Rather than a political position, Dayan said, that in the absence of violence, his plan would focus on the other pre-requisites for peace, the social and economic fronts.
“My well-known position that posits that there should be no sovereignty between the Jordan and the Mediterranean other than Israeli sovereignty is not relevant to this plan. In fact, no political ‘end game’ position is relevant,” he wrote.
“The desire and need to dramatically improve the quality of life in Judea and Samaria conflicts with neither the vision of the Greater Land of Israel nor the two-state solution. All the parties can – and in my opinion, must – wholeheartedly support this type of plan. Whatever political reality ultimately emerges, better and fairer conditions of day-to-day life in Judea and Samaria are prerequisites no matter how you look at it.”
He sums up the goal: “A comprehensive plan will be adopted to increase the Palestinians’ per capita income; the civil administration will no longer be run by the military; Palestinians will serve on planning and building committees; identical legal norms will be applied on both sides of the Green Line; and the governance of the PA will be strengthened.”
The reason his plan should be pursued how, Dayan argues, is to fill the vacuum left in the wake of the collapse of nine-months of U.S.-led talks in April.
“This ‘despair’ has led to the realization that for the first time in decades, and certainly since the signing of the Oslo accords, there is no serious plan capable of producing results within a reasonable amount of time on the table,” Dayan wrote.
His plan differs from Prime Minister Benjamin Netanyahu’s response, which has been to call for further demarcation, that Israel “must separate from the Palestinians,” as Netanyahu told Bloomberg News.
Rather, Dayan argues that “despair” would lesson with the gradual improvement of the broader Palestinian economic social conditions gained through deeper integration.
But, other than through offering his plan, Dayan offered no specific remedies for the current violence against IDF soldiers by Palestinian youth or how to de-fang the organized military groups that inflict daily terror on Israelis.
While both major Palestinian political parties Fatah and Hamas still call for Israel’s complete destruction in their charters, Hamas, as recently as last week, publicly insisted on its ability to wage military war, which includes thousands of rocket attacks against Israelis living near Gaza and vast cement tunnel networks that compromise Israel’s borders.
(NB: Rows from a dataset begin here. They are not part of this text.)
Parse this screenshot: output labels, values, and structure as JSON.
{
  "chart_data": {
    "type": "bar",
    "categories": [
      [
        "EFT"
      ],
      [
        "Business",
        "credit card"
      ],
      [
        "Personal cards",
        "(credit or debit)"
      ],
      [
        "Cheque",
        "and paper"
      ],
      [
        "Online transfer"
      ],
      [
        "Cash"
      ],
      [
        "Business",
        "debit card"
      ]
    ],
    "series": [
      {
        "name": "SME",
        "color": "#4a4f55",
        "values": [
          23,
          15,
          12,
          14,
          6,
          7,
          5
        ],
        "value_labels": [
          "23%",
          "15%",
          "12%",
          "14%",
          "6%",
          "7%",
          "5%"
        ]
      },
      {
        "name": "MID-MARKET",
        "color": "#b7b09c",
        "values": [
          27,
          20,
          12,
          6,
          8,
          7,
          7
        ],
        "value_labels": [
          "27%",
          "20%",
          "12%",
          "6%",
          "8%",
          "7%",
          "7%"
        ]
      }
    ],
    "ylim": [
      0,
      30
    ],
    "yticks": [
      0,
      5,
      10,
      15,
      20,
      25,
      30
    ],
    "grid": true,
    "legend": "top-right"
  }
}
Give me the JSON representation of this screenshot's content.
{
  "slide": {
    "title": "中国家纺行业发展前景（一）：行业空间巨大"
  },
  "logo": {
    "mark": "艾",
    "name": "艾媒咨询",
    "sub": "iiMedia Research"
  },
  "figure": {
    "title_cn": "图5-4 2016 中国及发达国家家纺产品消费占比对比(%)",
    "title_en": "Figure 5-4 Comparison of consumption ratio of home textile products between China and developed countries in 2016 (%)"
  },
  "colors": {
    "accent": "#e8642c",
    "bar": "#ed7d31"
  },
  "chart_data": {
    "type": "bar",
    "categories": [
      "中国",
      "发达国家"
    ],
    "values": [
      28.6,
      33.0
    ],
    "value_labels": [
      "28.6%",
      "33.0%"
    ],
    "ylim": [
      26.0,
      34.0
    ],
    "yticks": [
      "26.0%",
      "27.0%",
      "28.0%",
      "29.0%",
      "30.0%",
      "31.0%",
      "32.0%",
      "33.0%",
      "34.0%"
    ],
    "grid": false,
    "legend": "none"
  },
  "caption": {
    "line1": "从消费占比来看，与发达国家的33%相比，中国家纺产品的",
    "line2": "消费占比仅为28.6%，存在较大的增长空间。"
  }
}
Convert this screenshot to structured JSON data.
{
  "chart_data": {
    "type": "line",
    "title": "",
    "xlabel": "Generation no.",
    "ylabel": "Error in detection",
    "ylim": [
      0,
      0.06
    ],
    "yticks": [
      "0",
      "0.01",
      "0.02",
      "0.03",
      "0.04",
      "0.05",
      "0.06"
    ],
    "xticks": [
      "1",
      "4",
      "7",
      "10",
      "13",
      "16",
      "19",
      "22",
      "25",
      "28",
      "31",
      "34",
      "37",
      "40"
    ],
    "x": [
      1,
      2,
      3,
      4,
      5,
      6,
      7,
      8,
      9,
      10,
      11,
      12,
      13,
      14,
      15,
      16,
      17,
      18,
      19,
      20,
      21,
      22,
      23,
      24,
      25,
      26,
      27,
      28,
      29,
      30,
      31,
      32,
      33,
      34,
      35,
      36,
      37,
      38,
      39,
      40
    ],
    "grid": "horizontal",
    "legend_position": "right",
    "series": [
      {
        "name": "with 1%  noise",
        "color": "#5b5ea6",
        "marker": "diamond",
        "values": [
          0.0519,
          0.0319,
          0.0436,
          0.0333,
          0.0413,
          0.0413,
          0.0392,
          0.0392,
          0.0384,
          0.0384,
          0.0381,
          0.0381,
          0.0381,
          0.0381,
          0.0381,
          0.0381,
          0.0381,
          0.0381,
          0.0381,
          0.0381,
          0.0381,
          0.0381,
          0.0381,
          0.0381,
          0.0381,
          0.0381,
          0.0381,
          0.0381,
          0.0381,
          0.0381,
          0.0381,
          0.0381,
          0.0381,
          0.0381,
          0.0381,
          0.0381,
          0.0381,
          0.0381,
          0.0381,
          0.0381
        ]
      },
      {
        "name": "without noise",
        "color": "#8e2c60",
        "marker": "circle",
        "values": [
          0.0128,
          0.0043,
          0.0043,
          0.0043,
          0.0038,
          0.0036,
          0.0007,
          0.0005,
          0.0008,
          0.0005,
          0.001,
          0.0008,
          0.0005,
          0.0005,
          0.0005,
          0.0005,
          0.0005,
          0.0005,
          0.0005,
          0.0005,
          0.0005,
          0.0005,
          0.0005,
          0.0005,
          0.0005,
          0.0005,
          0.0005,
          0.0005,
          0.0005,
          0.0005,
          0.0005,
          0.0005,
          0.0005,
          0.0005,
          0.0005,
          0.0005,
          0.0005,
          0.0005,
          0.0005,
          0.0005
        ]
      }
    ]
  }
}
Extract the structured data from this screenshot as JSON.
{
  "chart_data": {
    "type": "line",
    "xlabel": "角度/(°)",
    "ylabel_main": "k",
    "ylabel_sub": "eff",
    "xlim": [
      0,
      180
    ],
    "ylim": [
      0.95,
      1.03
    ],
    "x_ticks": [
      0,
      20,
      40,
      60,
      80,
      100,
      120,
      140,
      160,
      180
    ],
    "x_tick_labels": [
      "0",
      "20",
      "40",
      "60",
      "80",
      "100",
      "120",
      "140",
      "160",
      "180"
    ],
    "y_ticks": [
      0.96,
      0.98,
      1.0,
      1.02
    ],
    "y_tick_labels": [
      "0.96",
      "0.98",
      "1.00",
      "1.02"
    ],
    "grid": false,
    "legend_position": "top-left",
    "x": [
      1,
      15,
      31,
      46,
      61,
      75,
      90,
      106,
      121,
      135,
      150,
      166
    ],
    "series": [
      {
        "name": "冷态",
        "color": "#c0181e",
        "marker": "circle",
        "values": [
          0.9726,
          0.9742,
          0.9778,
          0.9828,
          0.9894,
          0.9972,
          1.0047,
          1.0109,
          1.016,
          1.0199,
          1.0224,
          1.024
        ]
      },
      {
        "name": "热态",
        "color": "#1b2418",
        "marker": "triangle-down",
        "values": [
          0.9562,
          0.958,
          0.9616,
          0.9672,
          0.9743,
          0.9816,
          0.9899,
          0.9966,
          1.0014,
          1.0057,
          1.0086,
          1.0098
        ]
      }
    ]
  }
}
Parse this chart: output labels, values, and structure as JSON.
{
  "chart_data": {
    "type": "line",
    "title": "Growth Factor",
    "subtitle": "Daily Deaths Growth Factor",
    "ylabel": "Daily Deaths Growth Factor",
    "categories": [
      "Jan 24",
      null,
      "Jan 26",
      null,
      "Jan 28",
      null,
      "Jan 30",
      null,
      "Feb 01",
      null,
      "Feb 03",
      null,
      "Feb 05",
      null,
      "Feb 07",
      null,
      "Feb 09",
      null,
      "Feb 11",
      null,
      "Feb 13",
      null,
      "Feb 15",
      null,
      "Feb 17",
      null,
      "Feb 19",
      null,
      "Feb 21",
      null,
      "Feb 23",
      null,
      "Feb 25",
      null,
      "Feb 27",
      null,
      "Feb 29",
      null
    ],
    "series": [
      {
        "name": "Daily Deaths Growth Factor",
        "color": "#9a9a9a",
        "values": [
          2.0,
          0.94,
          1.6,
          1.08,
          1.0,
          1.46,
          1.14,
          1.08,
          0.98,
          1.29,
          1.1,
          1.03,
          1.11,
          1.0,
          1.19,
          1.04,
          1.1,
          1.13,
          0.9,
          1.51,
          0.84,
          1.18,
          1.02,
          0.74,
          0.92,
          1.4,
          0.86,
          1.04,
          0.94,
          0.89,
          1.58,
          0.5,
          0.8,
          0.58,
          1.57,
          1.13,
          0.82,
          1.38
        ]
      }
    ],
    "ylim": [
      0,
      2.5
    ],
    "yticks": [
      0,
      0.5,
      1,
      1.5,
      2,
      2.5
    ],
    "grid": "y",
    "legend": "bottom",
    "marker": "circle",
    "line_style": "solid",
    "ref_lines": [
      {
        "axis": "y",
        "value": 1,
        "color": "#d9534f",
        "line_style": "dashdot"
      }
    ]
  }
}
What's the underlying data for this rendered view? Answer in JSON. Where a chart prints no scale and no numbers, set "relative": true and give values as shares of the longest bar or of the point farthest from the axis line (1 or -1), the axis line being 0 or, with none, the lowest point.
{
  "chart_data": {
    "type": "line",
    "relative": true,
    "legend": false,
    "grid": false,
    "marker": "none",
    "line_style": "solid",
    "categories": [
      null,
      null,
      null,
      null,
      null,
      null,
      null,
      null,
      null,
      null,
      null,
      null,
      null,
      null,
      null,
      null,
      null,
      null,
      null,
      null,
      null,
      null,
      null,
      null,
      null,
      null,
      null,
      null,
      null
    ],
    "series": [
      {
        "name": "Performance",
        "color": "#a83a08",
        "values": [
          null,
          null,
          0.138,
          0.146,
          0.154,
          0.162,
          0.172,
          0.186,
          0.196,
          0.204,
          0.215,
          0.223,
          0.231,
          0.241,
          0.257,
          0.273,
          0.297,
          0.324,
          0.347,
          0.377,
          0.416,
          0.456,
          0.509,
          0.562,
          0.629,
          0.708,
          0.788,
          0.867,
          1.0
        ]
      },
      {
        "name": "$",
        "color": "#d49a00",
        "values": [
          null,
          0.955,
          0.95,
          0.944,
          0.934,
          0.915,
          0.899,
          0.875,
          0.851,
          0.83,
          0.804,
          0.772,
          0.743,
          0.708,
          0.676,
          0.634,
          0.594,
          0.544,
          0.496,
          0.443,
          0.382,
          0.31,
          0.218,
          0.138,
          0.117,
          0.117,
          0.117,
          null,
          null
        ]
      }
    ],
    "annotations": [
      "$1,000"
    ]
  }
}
In the new unity government announced last week, Hamas said it would “stick to its guns,” allowing Fatah to extend its administrative control from Ramallah to Gaza City, where Hamas would relinquish day-to-day control because it can no longer afford to pay public sector salaries.
Hamas has been isolated for two years since the Muslim Brotherhood, Hamas’s main sponsor in Egypt, was shut down by current Egyptian president Abdel Fattah El-Sisi, who also cracked down on lawlessness in the Sinai desert that smuggled weapons into Gaza.
In the absence of the Brotherhood, Hezbollah and Iran have reportedly stepped into that vacuum to fund Hamas’s militia, the al-Qassam Brigades, now the group’s sole budget responsibility in the absence of having to pay Gaza’s government workers.
Besides Hamas’s foot soldiers, the ‘zero tolerance for violence’ defense policy would need to be respected by the al-Aqsa Martyrs’ Brigades, the still-existent military wing of Fatah; the Al-Quds Brigades, the military wing of Palestinian Islamic Jihad; the al-Qaeda-associated Majlis Shura al-Mujahideen, and the veteran Popular Front for the Liberation of Palestine, the PLFP, credited by historians for being the first terrorist group to commandeer a civilian airplane with the midair hijacking of El Al Flight 219 in 1970.